Refugees and asylum seekers, particularly those who came by boat or who were detained on arrival, are among the most traumatized communities in Australia. This is in spite of their enormous potential to contribute to Australian society. The rocky path to permanent residency, with no government support like Centrelink and the ever present risk of being deported, makes the refugee experience particularly perilous.

Major agencies such as Red Cross provide essential services that assist asylum seekers and refugees wanting to settle in Australia and build a new and meaningful life. But those agencies have been subjected by governments to successive funding cuts.

A smaller welfare organization is Refugee Survivors and Ex-Detainees (RISE). Being the only such organization that is entirely self-governing, it focuses on delivering culturally appropriate support services and advocacy that are beyond charity and based on empowerment. The program, RISE Advocacy Services, supplies a volunteer case manager, with lived experience as a refugee, who knows how to navigate and advocate within the existing system, can refer members to legal services, find crisis housing and paid work. The wait-list for those services has grown enormously during the pandemic, which has ravaged refugee communities in Victoria.
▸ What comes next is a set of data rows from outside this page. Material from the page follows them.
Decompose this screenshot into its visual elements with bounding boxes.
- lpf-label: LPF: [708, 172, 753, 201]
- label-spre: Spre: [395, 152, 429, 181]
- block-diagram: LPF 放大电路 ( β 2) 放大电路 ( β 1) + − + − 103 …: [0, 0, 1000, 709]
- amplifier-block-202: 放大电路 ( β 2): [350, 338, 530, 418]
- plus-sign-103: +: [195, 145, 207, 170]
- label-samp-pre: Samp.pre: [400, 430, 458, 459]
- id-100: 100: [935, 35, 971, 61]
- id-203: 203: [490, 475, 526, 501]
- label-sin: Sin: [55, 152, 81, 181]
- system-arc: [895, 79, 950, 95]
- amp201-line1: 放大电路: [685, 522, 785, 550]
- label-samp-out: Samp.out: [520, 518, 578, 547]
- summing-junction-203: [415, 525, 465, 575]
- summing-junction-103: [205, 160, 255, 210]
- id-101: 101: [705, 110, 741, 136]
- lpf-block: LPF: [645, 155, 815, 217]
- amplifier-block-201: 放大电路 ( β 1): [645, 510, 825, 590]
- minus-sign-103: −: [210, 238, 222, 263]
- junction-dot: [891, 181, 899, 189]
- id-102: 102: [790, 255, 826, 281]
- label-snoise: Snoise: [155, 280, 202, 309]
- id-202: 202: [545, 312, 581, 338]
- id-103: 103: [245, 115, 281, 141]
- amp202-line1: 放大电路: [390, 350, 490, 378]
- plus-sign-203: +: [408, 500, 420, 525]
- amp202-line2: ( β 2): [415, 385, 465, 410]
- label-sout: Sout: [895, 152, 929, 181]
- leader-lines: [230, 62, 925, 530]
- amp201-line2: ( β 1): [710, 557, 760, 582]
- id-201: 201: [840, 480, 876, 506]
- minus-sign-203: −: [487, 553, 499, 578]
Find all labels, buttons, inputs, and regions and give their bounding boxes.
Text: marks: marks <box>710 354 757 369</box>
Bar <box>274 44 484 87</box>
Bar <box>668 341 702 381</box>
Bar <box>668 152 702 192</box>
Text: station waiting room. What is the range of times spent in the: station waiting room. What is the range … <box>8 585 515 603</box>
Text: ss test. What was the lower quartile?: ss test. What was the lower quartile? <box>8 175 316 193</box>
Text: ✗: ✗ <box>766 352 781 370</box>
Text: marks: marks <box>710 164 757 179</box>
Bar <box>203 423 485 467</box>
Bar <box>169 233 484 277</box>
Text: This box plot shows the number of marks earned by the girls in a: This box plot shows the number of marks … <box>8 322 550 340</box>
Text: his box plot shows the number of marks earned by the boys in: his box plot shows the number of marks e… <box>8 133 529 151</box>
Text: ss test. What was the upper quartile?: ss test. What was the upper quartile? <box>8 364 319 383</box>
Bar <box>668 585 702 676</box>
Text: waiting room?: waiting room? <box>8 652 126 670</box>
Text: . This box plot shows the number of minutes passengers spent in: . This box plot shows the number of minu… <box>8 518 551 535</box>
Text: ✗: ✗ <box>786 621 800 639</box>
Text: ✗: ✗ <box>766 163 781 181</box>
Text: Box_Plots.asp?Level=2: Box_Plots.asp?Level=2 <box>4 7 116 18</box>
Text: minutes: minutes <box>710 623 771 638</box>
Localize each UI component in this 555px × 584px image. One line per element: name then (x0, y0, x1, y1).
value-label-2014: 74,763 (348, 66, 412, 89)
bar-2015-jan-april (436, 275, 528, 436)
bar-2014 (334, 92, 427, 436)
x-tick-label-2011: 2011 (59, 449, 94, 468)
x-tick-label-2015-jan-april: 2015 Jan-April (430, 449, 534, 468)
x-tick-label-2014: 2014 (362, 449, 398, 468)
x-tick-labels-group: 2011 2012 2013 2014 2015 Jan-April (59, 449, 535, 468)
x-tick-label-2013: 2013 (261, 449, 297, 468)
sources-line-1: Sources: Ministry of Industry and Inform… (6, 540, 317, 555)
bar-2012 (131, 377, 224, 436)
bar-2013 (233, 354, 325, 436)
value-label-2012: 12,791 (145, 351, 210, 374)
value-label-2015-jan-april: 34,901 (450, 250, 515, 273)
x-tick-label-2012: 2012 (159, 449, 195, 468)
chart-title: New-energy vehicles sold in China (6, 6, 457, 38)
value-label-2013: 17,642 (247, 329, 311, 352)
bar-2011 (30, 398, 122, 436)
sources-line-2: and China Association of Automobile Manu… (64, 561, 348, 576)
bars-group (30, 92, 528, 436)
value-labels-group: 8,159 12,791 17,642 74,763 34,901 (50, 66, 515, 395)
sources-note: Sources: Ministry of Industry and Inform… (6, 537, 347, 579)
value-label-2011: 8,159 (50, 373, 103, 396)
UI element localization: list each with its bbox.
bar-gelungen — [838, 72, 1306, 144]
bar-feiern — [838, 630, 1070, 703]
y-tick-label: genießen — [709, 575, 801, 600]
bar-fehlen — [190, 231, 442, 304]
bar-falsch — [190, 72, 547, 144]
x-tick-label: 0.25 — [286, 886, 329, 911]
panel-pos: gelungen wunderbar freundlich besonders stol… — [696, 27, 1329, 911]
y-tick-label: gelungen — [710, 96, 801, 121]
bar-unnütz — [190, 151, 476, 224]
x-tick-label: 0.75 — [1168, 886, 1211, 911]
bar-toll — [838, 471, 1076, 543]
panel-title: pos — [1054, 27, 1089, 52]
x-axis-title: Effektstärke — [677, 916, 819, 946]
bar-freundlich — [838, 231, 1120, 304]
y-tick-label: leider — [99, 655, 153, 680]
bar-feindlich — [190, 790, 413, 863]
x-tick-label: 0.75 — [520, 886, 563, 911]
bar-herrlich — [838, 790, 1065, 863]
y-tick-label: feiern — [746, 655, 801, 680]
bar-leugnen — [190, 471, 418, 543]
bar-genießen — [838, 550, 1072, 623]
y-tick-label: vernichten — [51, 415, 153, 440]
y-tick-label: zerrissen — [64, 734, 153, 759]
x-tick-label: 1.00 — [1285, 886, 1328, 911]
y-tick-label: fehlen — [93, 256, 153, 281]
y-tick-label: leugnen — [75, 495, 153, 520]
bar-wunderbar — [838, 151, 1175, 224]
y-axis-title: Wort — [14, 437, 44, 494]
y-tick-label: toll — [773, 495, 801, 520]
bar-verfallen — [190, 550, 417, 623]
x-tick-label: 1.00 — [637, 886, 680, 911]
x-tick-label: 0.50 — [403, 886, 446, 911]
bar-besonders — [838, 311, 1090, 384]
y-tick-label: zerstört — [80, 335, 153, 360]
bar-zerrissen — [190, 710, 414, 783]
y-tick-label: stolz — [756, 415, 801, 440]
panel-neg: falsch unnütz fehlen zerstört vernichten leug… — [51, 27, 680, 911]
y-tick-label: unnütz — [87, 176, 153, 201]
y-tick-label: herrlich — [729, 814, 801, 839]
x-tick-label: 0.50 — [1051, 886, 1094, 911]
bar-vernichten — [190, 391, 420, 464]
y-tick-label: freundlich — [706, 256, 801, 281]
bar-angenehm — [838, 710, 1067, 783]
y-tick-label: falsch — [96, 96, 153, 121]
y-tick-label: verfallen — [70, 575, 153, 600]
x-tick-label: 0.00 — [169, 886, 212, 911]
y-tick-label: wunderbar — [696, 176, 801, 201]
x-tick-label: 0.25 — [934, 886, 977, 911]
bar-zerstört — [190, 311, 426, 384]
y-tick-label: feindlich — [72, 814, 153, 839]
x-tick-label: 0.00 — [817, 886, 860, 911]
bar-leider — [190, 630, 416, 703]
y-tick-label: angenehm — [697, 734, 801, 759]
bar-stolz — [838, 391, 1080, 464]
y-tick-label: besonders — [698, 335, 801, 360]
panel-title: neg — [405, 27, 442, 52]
Humanists Victoria has long deplored the government’s treatment of asylum seekers and refugees, noted the fostering of inclusion pursued by RISE and granted ten thousand dollars for a two-year project to increase the capacity of RISE Advocacy Services. Its first task is to employ an experienced professional case-worker with a background in social work and community development. That person could train the existing staff and volunteers and provide specialised, targeted support to the wait-listed members. Secondly a professional project coordinator is needed, to manage the project and develop a holistic case-management system that triages those most critically in need of support.